Originally Posted: 30 July 2008
6:10 p.m. ET
WASHINGTON - America's next space tourist and a new space station crew are gearing up for an October launch to the International Space Station (ISS).
Computer game developer Richard Garriott, along with U.S. astronaut Michael Fincke and Russian cosmonaut Yuri Lonchakov are slated to launch Oct. 12 aboard a Russian Soyuz spacecraft from Kazakhstan's Baikonur Cosmodrome spaceport.
Garriott, the son of former NASA astronaut Owen Garriott, who flew aboard the U.S. Skylab station and a U.S. shuttle, is set to become the first second-generation U.S. spaceflyer. He is flying under a $30 million deal brokered with Russia's Federal Space Agency by the Virginia-based firm Space Adventures to visit the ISS for about a week.
"To be frank this price tag is the majority of my wealth, to be honest," Garriott said Wednesday at a NASA briefing in Houston. "The reason why it's worth that to me is that this is the goal I've been working toward for a significant portion of my adult life."
The Austin, Texas resident is famous for creating the "Ultima" series of online computer games. His latest release, "Tabula Rasa," is an online science fiction game chronicling humanity's exodus from Earth after a major cataclysm. He plans to carry a so-called "immortality drive," a flash drive repository of information, including digital versions of the DNA from some computer gamers, copies of the avatars in one of his games, as well as an archive of mankind's greatest achievements.
"Since I'm getting a chance to go to space myself, I would be remiss without finding a way to connect to the community of gamers from space," Garriot said.
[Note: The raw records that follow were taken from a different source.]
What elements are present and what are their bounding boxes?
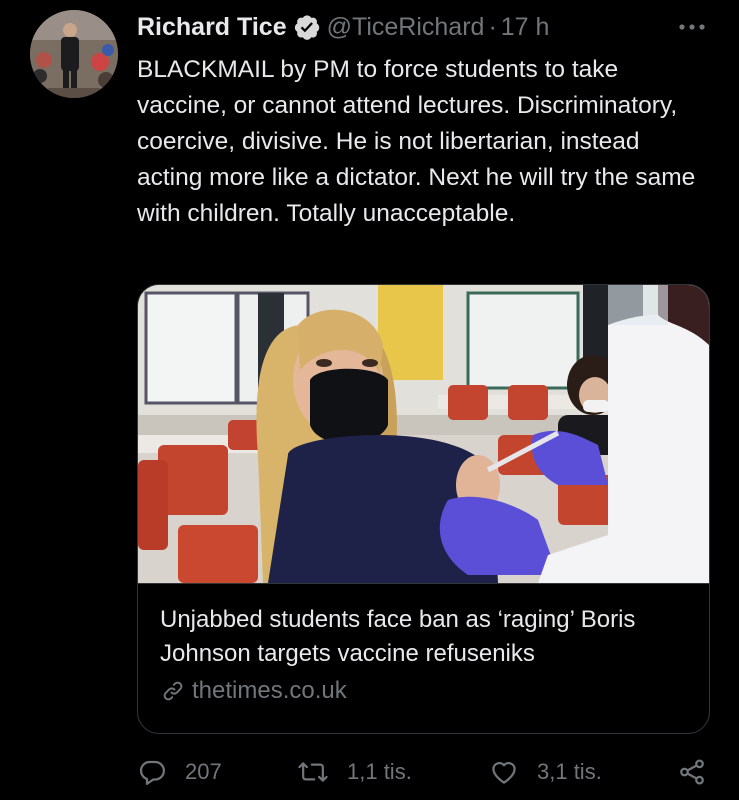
author-name[interactable]: Richard Tice [137, 13, 287, 42]
article-image [138, 285, 709, 584]
share-button[interactable] [677, 752, 725, 792]
retweet-button[interactable]: 1,1 tis. [297, 752, 412, 792]
tweet-header: Richard Tice @TiceRichard · 17 h [137, 8, 549, 46]
link-icon [163, 681, 183, 701]
retweet-count: 1,1 tis. [347, 759, 412, 784]
like-count: 3,1 tis. [537, 759, 602, 784]
author-handle[interactable]: @TiceRichard [327, 13, 485, 42]
reply-button[interactable]: 207 [137, 752, 222, 792]
verified-badge-icon [293, 13, 321, 41]
article-title: Unjabbed students face ban as ‘raging’ B… [160, 606, 636, 667]
like-button[interactable]: 3,1 tis. [489, 752, 602, 792]
header-separator: · [488, 12, 497, 41]
author-avatar[interactable] [30, 10, 118, 98]
more-options-icon[interactable] [675, 12, 709, 42]
share-icon [680, 759, 704, 785]
tweet-timestamp[interactable]: 17 h [501, 13, 550, 42]
author-avatar-image [30, 10, 118, 98]
article-domain: thetimes.co.uk [192, 677, 347, 704]
like-icon [492, 761, 516, 784]
tweet-text: BLACKMAIL by PM to force students to tak… [137, 56, 696, 227]
reply-count: 207 [185, 759, 222, 784]
article-source: thetimes.co.uk [160, 677, 347, 705]
retweet-icon [298, 762, 328, 782]
reply-icon [139, 760, 165, 785]
tweet-action-bar: 207 1,1 tis. 3,1 tis. [137, 752, 712, 792]
link-preview-card[interactable]: Unjabbed students face ban as ‘raging’ B… [137, 284, 710, 734]
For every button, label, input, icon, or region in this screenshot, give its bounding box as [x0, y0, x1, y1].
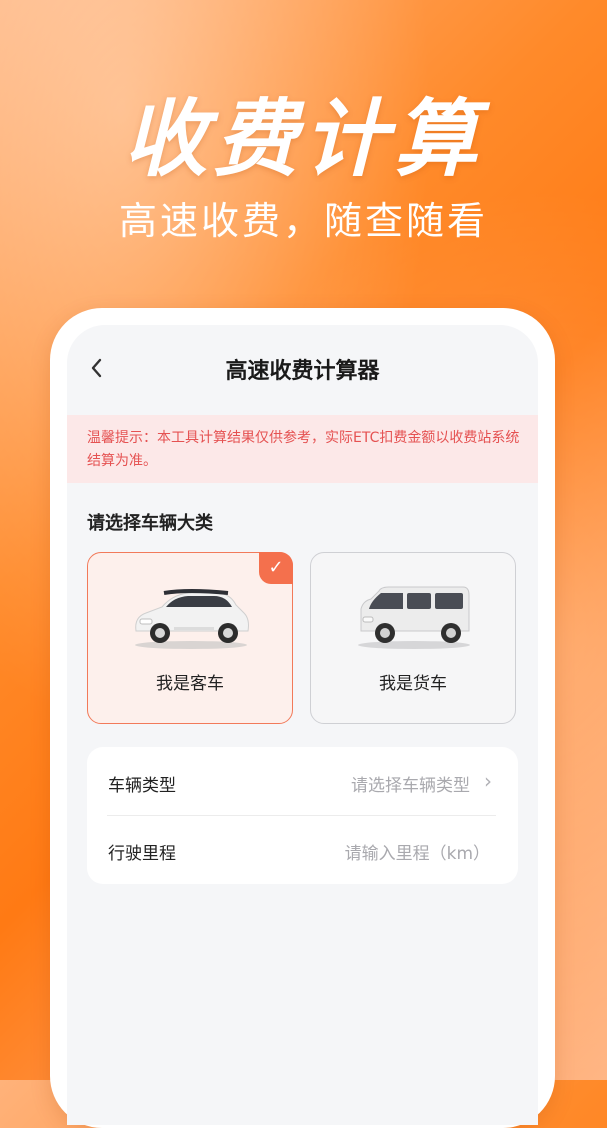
vehicle-category-label: 请选择车辆大类 — [87, 513, 213, 534]
hero-title: 收费计算 — [123, 90, 484, 188]
mileage-label: 行驶里程 — [108, 844, 176, 864]
nav-bar: 高速收费计算器 — [67, 325, 538, 415]
chevron-right-icon: › — [484, 769, 492, 793]
page-title: 高速收费计算器 — [225, 359, 380, 384]
option-passenger-car-label: 我是客车 — [156, 674, 224, 694]
hero-subtitle: 高速收费，随查随看 — [118, 199, 488, 243]
vehicle-type-row[interactable]: 车辆类型 请选择车辆类型 › — [87, 747, 518, 815]
option-truck-label: 我是货车 — [379, 674, 447, 694]
notice-banner: 温馨提示：本工具计算结果仅供参考，实际ETC扣费金额以收费站系统结算为准。 — [67, 415, 538, 483]
check-icon: ✓ — [259, 552, 293, 584]
mileage-input[interactable]: 请输入里程（km） — [345, 839, 490, 864]
option-passenger-car[interactable]: ✓ 我是客车 — [87, 552, 293, 724]
passenger-car-image — [128, 581, 254, 651]
vehicle-type-label: 车辆类型 — [108, 776, 176, 796]
truck-image — [351, 581, 477, 651]
mileage-row[interactable]: 行驶里程 请输入里程（km） — [87, 815, 518, 883]
form-card: 车辆类型 请选择车辆类型 › 行驶里程 请输入里程（km） — [87, 747, 518, 884]
option-truck[interactable]: 我是货车 — [310, 552, 516, 724]
vehicle-type-select[interactable]: 请选择车辆类型 — [351, 771, 470, 796]
app-screen: 高速收费计算器 温馨提示：本工具计算结果仅供参考，实际ETC扣费金额以收费站系统… — [67, 325, 538, 1125]
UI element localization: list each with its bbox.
Garriott will be the sixth space tourist to vacation at the ISS. He plans to devote his stay to research, including protein crystallization and Earth observation experiments, with his father serving as chief scientist. He is scheduled to return to Earth with Expedition 17 Commander Sergei Volkov, himself a second-generation cosmonaut, and flight engineer Oleg Kononenko on Oct. 23 in a Soyuz.
Fincke, who made one previous trip to the space station as a flight engineer on the Expedition 9 crew, is set to lead the new Expedition 18 crew as commander. Lonchakov will serve as flight engineer. The main goal of their mission is to outfit the ISS to host six-person crews, double the population of its current three-person capacity.
"It's going to take us a lot of work, but it's the next step in getting the space station fully operational and we've got the right crew for it," Fincke said. "We think of ourselves as a can-do crew."
Two other members of the Expedition 18 crew, NASA astronaut Sandra Magnus and Japan Aerospace Exploration Agency astronaut Koichi Wakata, are scheduled to fly on later shuttle missions. Magnus plans to ride aboard the November STS-126mission to become a space station flight engineer, while Wakata intends to arrive on the STS-119 mission in early 2009 to relieve her.
One member of the Expedition 18 crew is already aboard the space station. NASA astronaut Gregory Chamitoff, who launched to the ISS in June, is currently serving as a flight engineer with the station's Expedition 17 crew. He plans to stay aboard with Fincke and Lonchakov for the first stage of Expedition 18 before turning his slot over to Magnus in November.